Josh Hicks is a contributor to WARR and The D & Davis Show
Miami Dolphins star quarterback Ryan Tannehill tore his ACL during training camp, putting him on the sidelines for the 2017 season.
In dire need of a replacement, Colin Kaepernick was available for assignment. However, the Dolphins went a different direction, begging former Bears quarterback Jay Cutler to come out of retirement and paying him 10 million dollars to be their new go-to signal caller.
The move did not just come across as despising to many, but also discriminatory and signalling the act of a blackballing amongst white NFL owners towards Kaepernick.
Last season, Kaepernick’s performance numbers were far better than Cutler’s.

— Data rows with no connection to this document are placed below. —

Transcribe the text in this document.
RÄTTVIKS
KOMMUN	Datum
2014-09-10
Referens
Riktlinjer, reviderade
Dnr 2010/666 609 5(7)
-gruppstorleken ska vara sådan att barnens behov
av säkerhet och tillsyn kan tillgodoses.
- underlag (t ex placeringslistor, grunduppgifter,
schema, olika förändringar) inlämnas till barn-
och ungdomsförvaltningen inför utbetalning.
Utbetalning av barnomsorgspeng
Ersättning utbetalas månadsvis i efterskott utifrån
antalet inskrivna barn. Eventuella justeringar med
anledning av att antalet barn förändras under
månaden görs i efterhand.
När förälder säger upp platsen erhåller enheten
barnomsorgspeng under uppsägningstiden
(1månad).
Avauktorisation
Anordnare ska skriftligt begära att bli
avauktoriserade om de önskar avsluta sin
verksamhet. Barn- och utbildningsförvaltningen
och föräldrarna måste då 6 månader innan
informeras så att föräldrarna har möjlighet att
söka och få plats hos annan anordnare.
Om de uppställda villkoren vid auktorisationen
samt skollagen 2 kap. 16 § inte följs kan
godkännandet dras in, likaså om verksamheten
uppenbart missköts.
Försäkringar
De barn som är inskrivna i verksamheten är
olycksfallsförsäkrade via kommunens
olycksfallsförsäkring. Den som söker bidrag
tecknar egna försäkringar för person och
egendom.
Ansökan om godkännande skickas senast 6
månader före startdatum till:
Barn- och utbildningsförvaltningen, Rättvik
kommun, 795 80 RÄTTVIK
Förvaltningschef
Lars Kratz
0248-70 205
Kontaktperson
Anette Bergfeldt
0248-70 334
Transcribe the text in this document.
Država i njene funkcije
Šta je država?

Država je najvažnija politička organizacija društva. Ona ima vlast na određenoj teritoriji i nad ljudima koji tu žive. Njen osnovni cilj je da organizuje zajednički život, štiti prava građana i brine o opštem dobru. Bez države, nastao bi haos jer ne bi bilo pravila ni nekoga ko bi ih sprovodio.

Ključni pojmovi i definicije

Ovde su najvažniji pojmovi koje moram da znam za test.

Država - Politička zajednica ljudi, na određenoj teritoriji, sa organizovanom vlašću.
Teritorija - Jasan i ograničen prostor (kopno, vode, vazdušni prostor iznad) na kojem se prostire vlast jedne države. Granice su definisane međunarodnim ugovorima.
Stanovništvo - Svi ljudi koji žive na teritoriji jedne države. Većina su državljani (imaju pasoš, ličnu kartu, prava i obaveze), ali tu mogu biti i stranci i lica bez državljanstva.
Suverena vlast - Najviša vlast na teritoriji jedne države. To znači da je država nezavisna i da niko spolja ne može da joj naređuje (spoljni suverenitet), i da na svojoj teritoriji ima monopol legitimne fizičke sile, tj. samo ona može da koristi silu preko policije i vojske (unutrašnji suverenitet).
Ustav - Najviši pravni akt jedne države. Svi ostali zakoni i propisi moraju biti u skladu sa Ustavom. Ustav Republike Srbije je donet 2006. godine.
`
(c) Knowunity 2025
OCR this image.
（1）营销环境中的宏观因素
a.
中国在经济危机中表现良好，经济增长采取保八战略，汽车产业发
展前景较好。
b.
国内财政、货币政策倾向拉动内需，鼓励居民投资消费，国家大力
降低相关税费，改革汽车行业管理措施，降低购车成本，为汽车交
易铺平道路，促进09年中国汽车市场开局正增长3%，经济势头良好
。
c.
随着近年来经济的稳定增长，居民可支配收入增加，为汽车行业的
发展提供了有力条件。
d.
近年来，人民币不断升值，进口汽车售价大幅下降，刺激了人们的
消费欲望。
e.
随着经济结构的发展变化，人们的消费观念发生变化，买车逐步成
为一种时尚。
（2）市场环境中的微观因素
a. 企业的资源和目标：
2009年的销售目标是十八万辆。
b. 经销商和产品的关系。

The 34 year-old former Bear threw for 1,059 yards with a 59 percent completion rating, four touchdowns, five interceptions, 33 percent QBR, while starting only five games due to injuries.
Meanwhile, Kaepernick started 11 games, threw for 2,241 yards with a 59 percent completion rating, 16 touchdowns, four interceptions and a 55 QBR. Not to mention Kaep has more playoff experience under his resumé with a trip to the Super Bowl to his credit, while Cutler only has won one playoff game.
Both players may have similar completion percentages, but Kaepernick is still proven as the more sturdy and mobile quarterback befitting the style that most NFL teams are in search of.
Quarterbacks like Mark Sanchez, Matt Barkley and Ryan Fitzpatrick earned contracts quickly during the offseason to live another day in the NFL, but none could be said to have lived up to the expectations of a winning quarterback like Kaepernick has. So if that is what NFL teams are looking for, why is Kaepernick still unsigned?
Remember Their Names
Trayvon Martin, Mike Brown, Tamir Rice, Freddie Gray, Eric Garner and Laquan McDonald — only a select few of the people that over the past few years have joined the list of assassinated citizens done so through acts of police brutality across the nation. In Chicago, police brutality occurs towards black and brown children everyday. According to a recent Chicago Tribune study, at least 2,623 bullets were fired by police in 435 shootings. In 235 of those incidents, officers struck at least one person.
About four out of every five people shot by police were African-American males, according to that same report, and about half of the officers involved in shootings were African-American or Hispanic.
No such police-sanctioned violence happened this past weekend as white supremacists engaged in a protest called “Unite the Right” in Charlottesville, VA — the protesters dished out plenty of their own. In clashing with counter-demonstrators several violent altercations erupted, most noticably a car ploughing into a crowd of anti-racist and anti-fascist demonstrators that wound up killing one of those counter-demonstrators, Heather Heyer. Inadvertantly, but still connected to the white supremacist march, two Charlottesville police slso died in an helicopter crash while surveying the hectic scene below them.
A swift reaction to the Charlottesville tragedy has caused some more strident statement and protest from members of the NFL community than we’ve ever seen along with more strident opposition from those who seek not to “disrespect” the American flag and what it supposedly stands for.
Colin Kaepernick knows that symbols mean something – its why he started his protest in the first place, why he’s slyly done things like wear socks with pigs dressed as policemen on them (a much less egregious offense in hindsight than it was originally depicted, especially in the wake of events like Charlottesville) and why he’s used his platform to spark a conscious, nation-wide awareness that people across the world support.
Kaepernick’s call against the everyday trend of black and brown mothers shedding waterfalls of tears down their faces, seeing their teenagers in caskets buried six feet under with a “Gone Too Soon” tombstone, his call for the termination of discrimination, inequality amongst the diverse backgrounds that help make up this great country is continually being mistaken as disrespect to the American flag.
Black athletes across all major leagues support the movement, but the mostly white ownership’s preferred “sports-only” chemistry is being disoriented and even his pockets are becoming affected due to TV ratings being lower than past years. The Baltimore Ravens owner purposely hired a former Arena Football League quarterback to serve as a backup to Joe Flacco so that they will not have to deal with Kaepernick’s “shananigans,” even though vocalized support of Kaep has been offered by members of the Ravens coaching staff and their players.
NFL owners, the league is employed by 70 percent African–American males – if more and more of the 70 percent continue to speak out against the injustices, your silence on the situation will become less and less effective. The situation you are creating projects an more fruitful environment and opportunity for an uprising.
If Kaepernick is still unsigned at the beginning of the NFL season, be prepared for a call to action spreading throughout your ranks, supported by fans both current and former, like you have never seen before.